Direção: André Novais Oliveira
Elenco: Grace Passô,Russo Apr,Rejane Faria
Em cartaz no Belas Artes – link ao final
Esse filme é o mais novo, premiado e excelente filme de André Novais, de cenas atrativas e existenciais, e conteúdos inovadores. Eu ouvia as pessoas rindo na sala e pensava: mesmo rindo desmedidamente, é difícil ver esse filme sem pensar, sem refletir. No significado de coisas do cotidiano de gente desfavorecida em capital. Há coisas mais capitais no filme, como a superação, a amizade, a adaptação, a autonomia da protagonista, representada pela cena final, em que dirige sem habilitação e deixa os amigos para trás, se divertindo muito. São eles que empurram o carro e a vida da motorista, e assim possibilitam a ela momentos de distração e respiro em sua vida. Que milagre é ver um ser humano se interessando pelo outro por coisas que não sejam tão certas e estúpidas.

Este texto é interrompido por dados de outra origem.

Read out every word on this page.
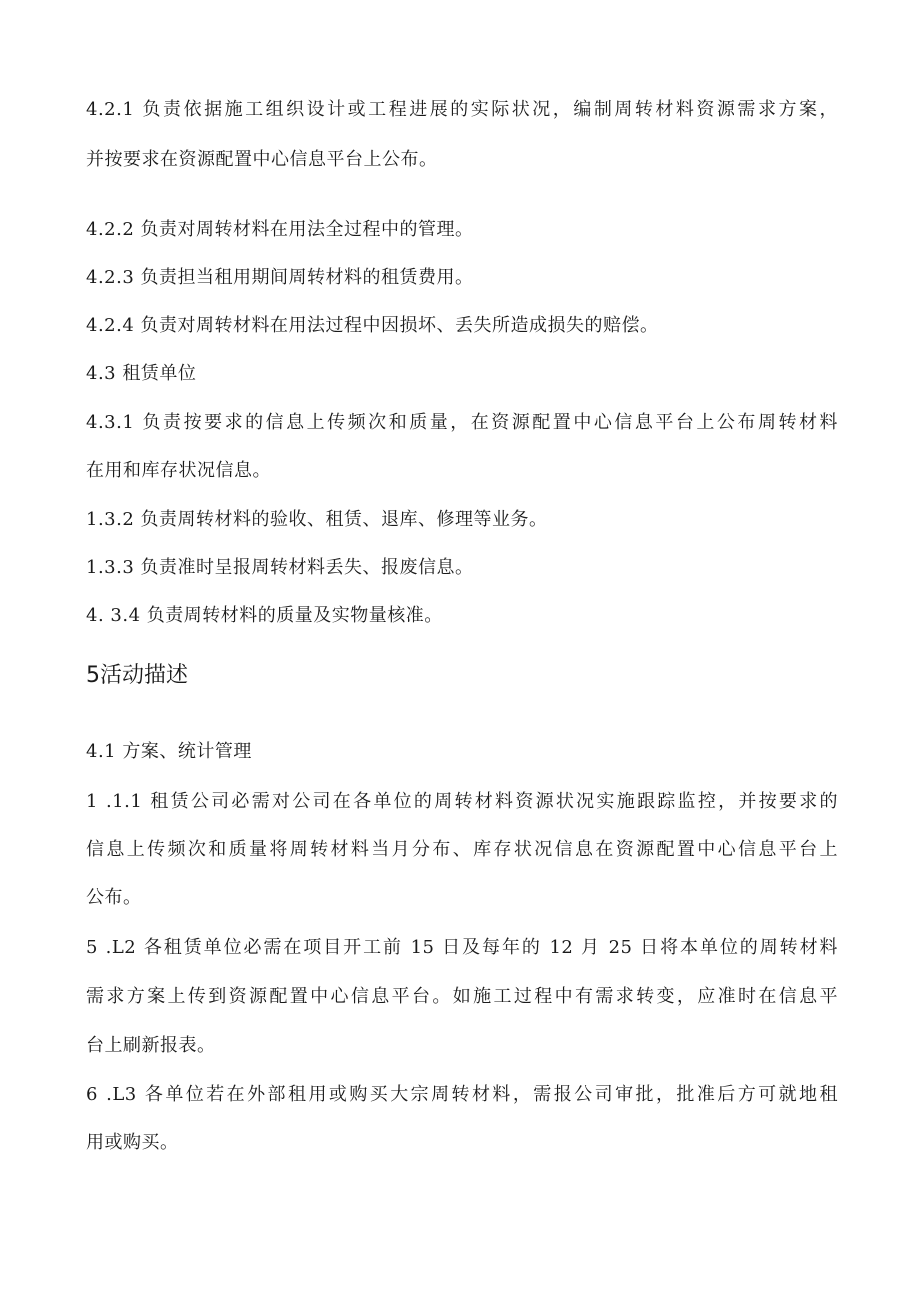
4.2.1 负责依据施工组织设计或工程进展的实际状况，编制周转材料资源需求方案，
并按要求在资源配置中心信息平台上公布。
4.2.2 负责对周转材料在用法全过程中的管理。
4.2.3 负责担当租用期间周转材料的租赁费用。
4.2.4 负责对周转材料在用法过程中因损坏、丢失所造成损失的赔偿。
4.3 租赁单位
4.3.1 负责按要求的信息上传频次和质量，在资源配置中心信息平台上公布周转材料
在用和库存状况信息。
1.3.2 负责周转材料的验收、租赁、退库、修理等业务。
1.3.3 负责准时呈报周转材料丢失、报废信息。
4. 3.4 负责周转材料的质量及实物量核准。
5活动描述
4.1 方案、统计管理
1 .1.1 租赁公司必需对公司在各单位的周转材料资源状况实施跟踪监控，并按要求的
信息上传频次和质量将周转材料当月分布、库存状况信息在资源配置中心信息平台上
公布。
5 .L2 各租赁单位必需在项目开工前 15 日及每年的 12 月 25 日将本单位的周转材料
需求方案上传到资源配置中心信息平台。如施工过程中有需求转变，应准时在信息平
台上刷新报表。
6 .L3 各单位若在外部租用或购买大宗周转材料，需报公司审批，批准后方可就地租
用或购买。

Cada corte de cena, qualquer que seja a duração do eliminado e do aproveitado, experimentei como uma economia robusta, e uma linguagem de ternura. Assim também os diálogos, através de expressões palpáveis de tão verossímeis. Atores tarimbados e estreantes, por alguma mágica na preparação para as gravações, tiveram desempenho incrível.

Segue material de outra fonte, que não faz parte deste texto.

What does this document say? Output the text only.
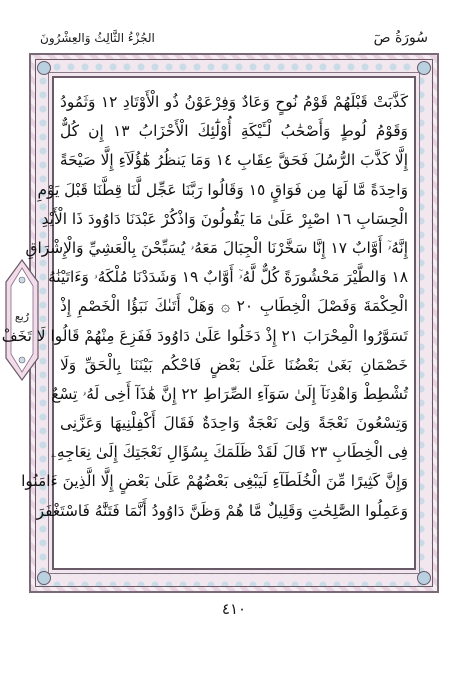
سُورَةُ صٓ
الجُزْءُ الثَّالِثُ وَالعِشْرُونَ
رُبع
كَذَّبَتْ قَبْلَهُمْ قَوْمُ نُوحٍ وَعَادٌ وَفِرْعَوْنُ ذُو الْأَوْتَادِ ١٢ وَثَمُودُ
وَقَوْمُ لُوطٍ وَأَصْحَٰبُ لْـَٔيْكَةِ أُوْلَٰٓئِكَ الْأَحْزَابُ ١٣ إِن كُلٌّ
إِلَّا كَذَّبَ الرُّسُلَ فَحَقَّ عِقَابِ ١٤ وَمَا يَنظُرُ هَٰٓؤُلَآءِ إِلَّا صَيْحَةً
وَاحِدَةً مَّا لَهَا مِن فَوَاقٍ ١٥ وَقَالُوا رَبَّنَا عَجِّل لَّنَا قِطَّنَا قَبْلَ يَوْمِ
الْحِسَابِ ١٦ اصْبِرْ عَلَىٰ مَا يَقُولُونَ وَاذْكُرْ عَبْدَنَا دَاوُودَ ذَا الْأَيْدِ
إِنَّهُۥٓ أَوَّابٌ ١٧ إِنَّا سَخَّرْنَا الْجِبَالَ مَعَهُۥ يُسَبِّحْنَ بِالْعَشِيِّ وَالْإِشْرَاقِ
١٨ وَالطَّيْرَ مَحْشُورَةً كُلٌّ لَّهُۥٓ أَوَّابٌ ١٩ وَشَدَدْنَا مُلْكَهُۥ وَءَاتَيْنَٰهُ
الْحِكْمَةَ وَفَصْلَ الْخِطَابِ ٢٠ ۞ وَهَلْ أَتَىٰكَ نَبَؤُا الْخَصْمِ إِذْ
تَسَوَّرُوا الْمِحْرَابَ ٢١ إِذْ دَخَلُوا عَلَىٰ دَاوُودَ فَفَزِعَ مِنْهُمْ قَالُوا لَا تَخَفْ
خَصْمَانِ بَغَىٰ بَعْضُنَا عَلَىٰ بَعْضٍ فَاحْكُم بَيْنَنَا بِالْحَقِّ وَلَا
تُشْطِطْ وَاهْدِنَآ إِلَىٰ سَوَآءِ الصِّرَاطِ ٢٢ إِنَّ هَٰذَآ أَخِى لَهُۥ تِسْعٌ
وَتِسْعُونَ نَعْجَةً وَلِىَ نَعْجَةٌ وَاحِدَةٌ فَقَالَ أَكْفِلْنِيهَا وَعَزَّنِى
فِى الْخِطَابِ ٢٣ قَالَ لَقَدْ ظَلَمَكَ بِسُؤَالِ نَعْجَتِكَ إِلَىٰ نِعَاجِهِۦ
وَإِنَّ كَثِيرًا مِّنَ الْخُلَطَآءِ لَيَبْغِى بَعْضُهُمْ عَلَىٰ بَعْضٍ إِلَّا الَّذِينَ ءَامَنُوا
وَعَمِلُوا الصَّٰلِحَٰتِ وَقَلِيلٌ مَّا هُمْ وَظَنَّ دَاوُودُ أَنَّمَا فَتَنَّٰهُ فَاسْتَغْفَرَ
٤١٠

O humor do filme é uma prova de que ele pulsa intensamente, mesmo sendo lento. A perspectiva da dificuldade da vida para pessoas desprovidas de heranças e rendas mínimas não é atenuada com tal humor, porque tudo é muito autêntico, e tal veracidade pode mesmo fazer com que pessoas favorecidas invejem a amizade daquelas pessoas “humildes”, com que a própria felicidade daquelas pessoas pesem em sua consciência e os leve, nem que pelo instante de um raio, a pensar que uma melhor distribuição de renda poderia torná-los mais parecidos com aquelas pessoas, mais solidários, mais vivos.
Quanto à opinião de pessoas mais vulneráveis economicamente, seria bom perguntar a elas, e não ter a pretensão de assimilá-la. Mas imagino que elas ficariam suavemente inspirados de ver tal filme, com a tamanha dignidade da protagonista, e a fidelidade das representações do mundo real e das possibilidades e conquistas mínimas – mas significativas e heroicas – de percorrê-lo a contento, a saber, com encontros, aceitação e luta.
O filme é como um prato frugal, extremamente saudável, e por isso mesmo revolucionário, e muito saboroso, com contrastes maravilhosos de nuances mais cruas e outras transmutadas pelo fogo. Essas percepções acima só me fazem pensar que os arquitetos do filme são pessoas que foram longe na vida, na consciência, nos erros e acertos. Esse filme é um grande acerto, costurado com os retalhos dos erros da humanidade.